From April 27 until June 2, 2024, Situations Gallery in New York City is presenting Soft Pangs, a debut solo exhibition by Visual Arts alum Calvin Kim ’23

On view are ten paintings that range from six by eight inches to thirty by twenty four. These are small, contemplative paintings that host “absurdity, humor, and lightness” alongside “themes of melancholy and vulnerability,” in a style enigmatic of Kim’s work. 
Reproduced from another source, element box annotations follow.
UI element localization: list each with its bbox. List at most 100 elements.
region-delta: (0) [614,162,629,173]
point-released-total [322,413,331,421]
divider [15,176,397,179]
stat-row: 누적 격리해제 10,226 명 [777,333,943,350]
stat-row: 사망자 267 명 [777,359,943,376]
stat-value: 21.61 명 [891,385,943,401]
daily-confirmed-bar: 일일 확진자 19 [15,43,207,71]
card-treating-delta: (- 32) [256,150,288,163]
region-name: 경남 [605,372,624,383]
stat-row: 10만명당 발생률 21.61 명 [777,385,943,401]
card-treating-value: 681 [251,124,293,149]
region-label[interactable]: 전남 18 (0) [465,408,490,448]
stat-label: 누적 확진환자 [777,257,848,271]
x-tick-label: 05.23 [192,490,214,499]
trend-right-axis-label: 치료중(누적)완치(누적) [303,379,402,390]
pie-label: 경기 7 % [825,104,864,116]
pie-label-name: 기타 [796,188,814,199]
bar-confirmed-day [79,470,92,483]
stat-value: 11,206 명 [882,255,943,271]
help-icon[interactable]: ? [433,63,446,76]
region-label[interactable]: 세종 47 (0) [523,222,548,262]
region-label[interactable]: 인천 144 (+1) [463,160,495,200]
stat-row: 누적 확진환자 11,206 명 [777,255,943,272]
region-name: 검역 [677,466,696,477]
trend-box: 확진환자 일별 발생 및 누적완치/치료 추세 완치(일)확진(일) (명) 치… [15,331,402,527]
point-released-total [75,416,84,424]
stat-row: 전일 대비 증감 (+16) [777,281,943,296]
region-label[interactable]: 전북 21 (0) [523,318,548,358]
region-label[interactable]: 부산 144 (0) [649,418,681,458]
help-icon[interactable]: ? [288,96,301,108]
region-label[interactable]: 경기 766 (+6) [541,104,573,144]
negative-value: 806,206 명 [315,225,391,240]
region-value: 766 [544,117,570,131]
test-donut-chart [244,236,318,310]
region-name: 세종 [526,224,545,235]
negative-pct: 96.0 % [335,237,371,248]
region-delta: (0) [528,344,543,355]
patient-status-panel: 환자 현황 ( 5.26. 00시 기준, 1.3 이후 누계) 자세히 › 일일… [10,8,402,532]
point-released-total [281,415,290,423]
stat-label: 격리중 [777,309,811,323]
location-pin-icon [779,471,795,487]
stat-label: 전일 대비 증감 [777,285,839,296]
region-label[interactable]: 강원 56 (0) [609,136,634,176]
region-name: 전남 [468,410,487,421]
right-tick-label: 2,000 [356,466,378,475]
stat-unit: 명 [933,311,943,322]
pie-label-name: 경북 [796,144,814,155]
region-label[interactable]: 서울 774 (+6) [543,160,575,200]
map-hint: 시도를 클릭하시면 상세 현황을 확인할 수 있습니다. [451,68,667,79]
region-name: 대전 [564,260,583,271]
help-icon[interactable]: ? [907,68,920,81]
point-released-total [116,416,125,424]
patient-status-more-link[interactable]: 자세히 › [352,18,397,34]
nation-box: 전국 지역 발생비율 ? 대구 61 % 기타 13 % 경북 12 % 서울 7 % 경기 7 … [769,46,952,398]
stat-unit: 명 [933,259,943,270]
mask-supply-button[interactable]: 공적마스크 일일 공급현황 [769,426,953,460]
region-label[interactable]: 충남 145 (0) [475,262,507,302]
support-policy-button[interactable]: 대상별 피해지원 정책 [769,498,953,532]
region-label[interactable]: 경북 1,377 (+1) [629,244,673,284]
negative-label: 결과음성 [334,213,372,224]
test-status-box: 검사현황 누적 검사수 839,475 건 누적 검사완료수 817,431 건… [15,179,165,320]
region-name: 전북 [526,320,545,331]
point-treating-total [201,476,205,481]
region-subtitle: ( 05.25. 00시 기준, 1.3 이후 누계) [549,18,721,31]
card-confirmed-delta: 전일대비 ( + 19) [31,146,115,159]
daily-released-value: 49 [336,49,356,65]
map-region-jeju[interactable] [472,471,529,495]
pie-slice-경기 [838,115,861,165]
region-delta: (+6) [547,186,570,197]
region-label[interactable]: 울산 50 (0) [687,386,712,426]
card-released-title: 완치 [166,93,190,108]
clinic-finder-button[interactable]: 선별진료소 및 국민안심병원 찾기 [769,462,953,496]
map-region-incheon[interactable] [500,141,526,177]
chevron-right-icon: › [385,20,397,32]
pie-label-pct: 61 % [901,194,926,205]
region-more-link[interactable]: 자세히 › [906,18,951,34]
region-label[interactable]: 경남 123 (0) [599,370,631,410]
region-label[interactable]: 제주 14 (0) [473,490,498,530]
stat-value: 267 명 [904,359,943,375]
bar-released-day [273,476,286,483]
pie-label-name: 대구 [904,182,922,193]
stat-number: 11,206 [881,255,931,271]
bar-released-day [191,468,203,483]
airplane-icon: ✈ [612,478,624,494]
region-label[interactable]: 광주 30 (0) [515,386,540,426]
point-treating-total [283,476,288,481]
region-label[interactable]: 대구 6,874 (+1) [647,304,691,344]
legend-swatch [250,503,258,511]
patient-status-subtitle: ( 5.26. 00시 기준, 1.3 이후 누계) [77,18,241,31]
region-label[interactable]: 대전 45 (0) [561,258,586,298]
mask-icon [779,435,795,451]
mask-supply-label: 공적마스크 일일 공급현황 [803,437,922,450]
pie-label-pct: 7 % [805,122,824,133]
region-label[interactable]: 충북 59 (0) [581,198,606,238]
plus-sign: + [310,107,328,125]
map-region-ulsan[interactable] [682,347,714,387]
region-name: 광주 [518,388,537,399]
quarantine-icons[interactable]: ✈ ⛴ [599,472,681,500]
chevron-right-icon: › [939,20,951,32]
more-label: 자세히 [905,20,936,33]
In Kim’s hands, the small and the fragile are tended to and carried through various states of transformation. “Light is reflected through clouds, mist, fog, and exhaled breath.” Underlayers of paint glimmer, providing valence to scenes both mundane and lyrical: a moth mid-flight, a wash of flowers amid a weeping angel’s wings, a face, its mouth covered over by two hands, emerging from a palette of mauves and deep greens and blues. 

Standing before these paintings feels “like peering through a window to catch a glimpse of someone else’s dream,” the show’s press release notes. “[T]he works transmit psychological undercurrents through form, color, light, and texture, conveying the mood of an experience rather than mere description,” the press release continues. 

Situations is located at 127 Henry Street and open to the public from Wednesday through Sunday from 12 pm to 6 pm.  
 

Calvin Kim (b. 1992, Los Angeles, CA) currently lives and works in New York City. Kim received his MFA in Visual Arts from Columbia University, his BFA and BA in Psychology at Cornell University, and was a recipient of the Ellen Battell Stoeckel Fellowship to attend Yale Norfolk. Selected group exhibitions include What's New In Still Life, Portrait, and Landscape, LaiSun Keane, Boston, MA, curated by John Yau; Genius Loci, Charles Moffett, New York, NY, curated by José Chavez; and Otherwise, Half Gallery, New York NY curated by Carlota Oritz Monasterio, Victoria Horrocks, and Ho Won Kim; among others. In 2023, Kim received an award through the The Elizabeth Foundation for the Arts’ Studio Program, New York, NY. Selected press includes the Boston Art Review, Korea Times, New American Paintings, and The Canvas.